モンスターが多いみたいだし心配だけど、生きて帰るために、精一杯頑張ろう!
しばらく歩くと、見慣れた森が現れた。
改めてみると、生い茂る木々のせいで結構薄暗くて、かなり不気味な雰囲気が醸し出されている。
ギルドで聞いた話によりと、今回受けた依頼のハクドリは、森に入って直ぐの辺りにも出没する事が少なくないようだ。
ただ、ハクドリと違い、フクロテイガーが少し森に入った所ぐらいからでないと、普通は出くわす事はないようだ。

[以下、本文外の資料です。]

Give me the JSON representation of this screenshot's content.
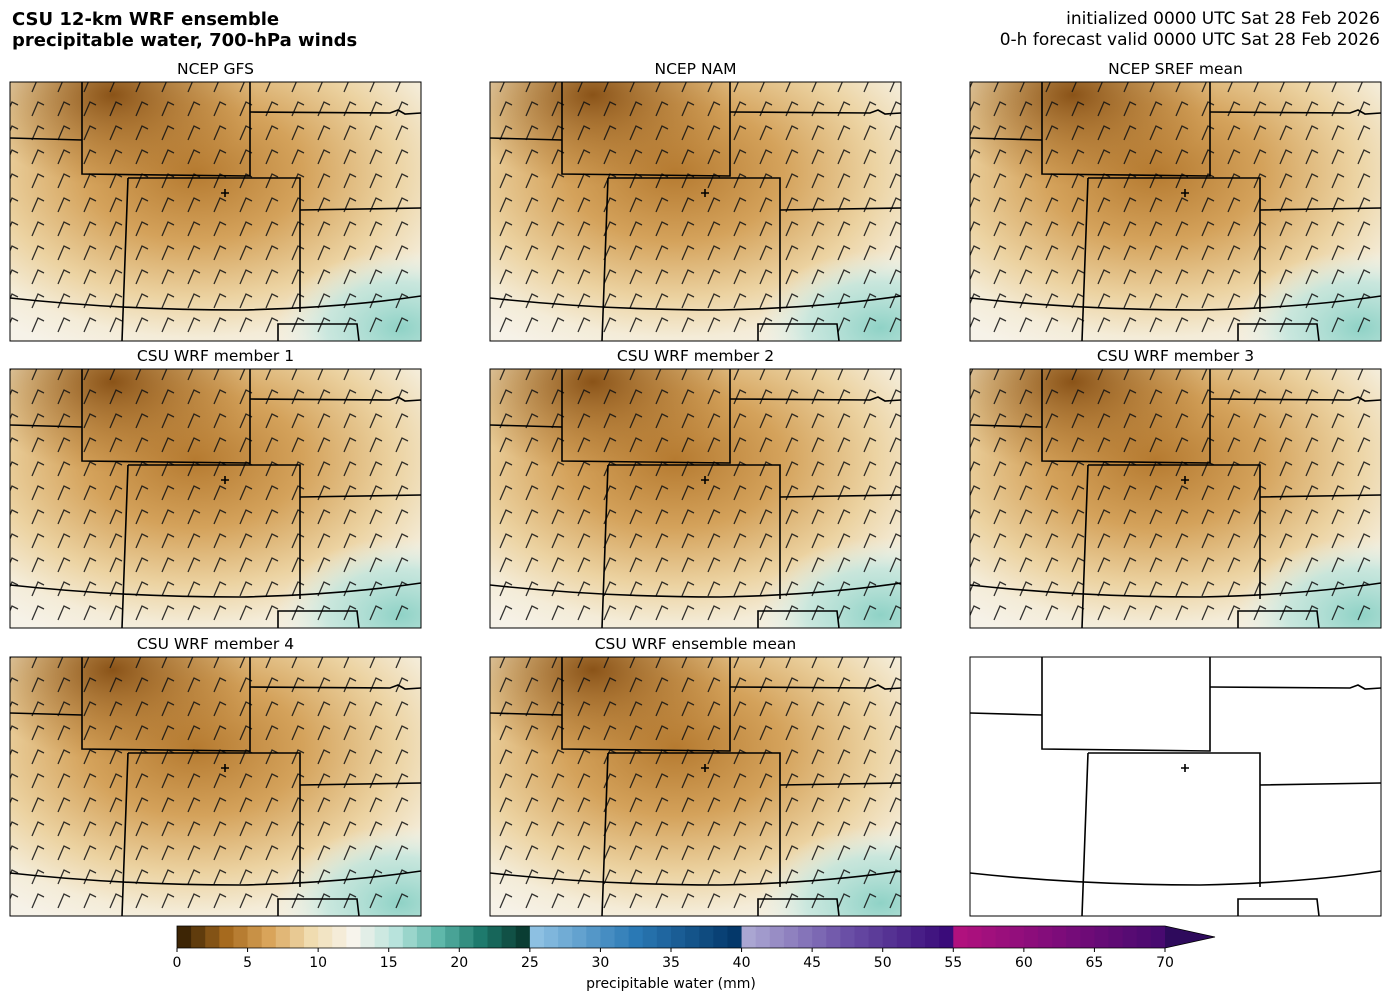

また、普通の冒険者ならば、狩ったモンスターが荷物になる関係で、狩れるモンスターから狩っていき、数日に分けて狩るのか、奥地のモンスターを先に狩ってから近場にいるモンスターを帰り掛けに狩る形になるそうなんだ。
だけど、僕らにはアイテムボックス持ちの商人 ハシュードさんがいるので、好きに狩っていいんだ!
ゲームだとそんなこと考えないけれど、これが現実になると結構大変なんだなぁ。
だから、ハシュードさんに出会う事が出来て、ホントに良かったよ。
そんな若干ハシュードさんを、荷物持ちの便利屋さんかのような事をぼやきながら、僕たちは森の中に足を踏み入れたのだった。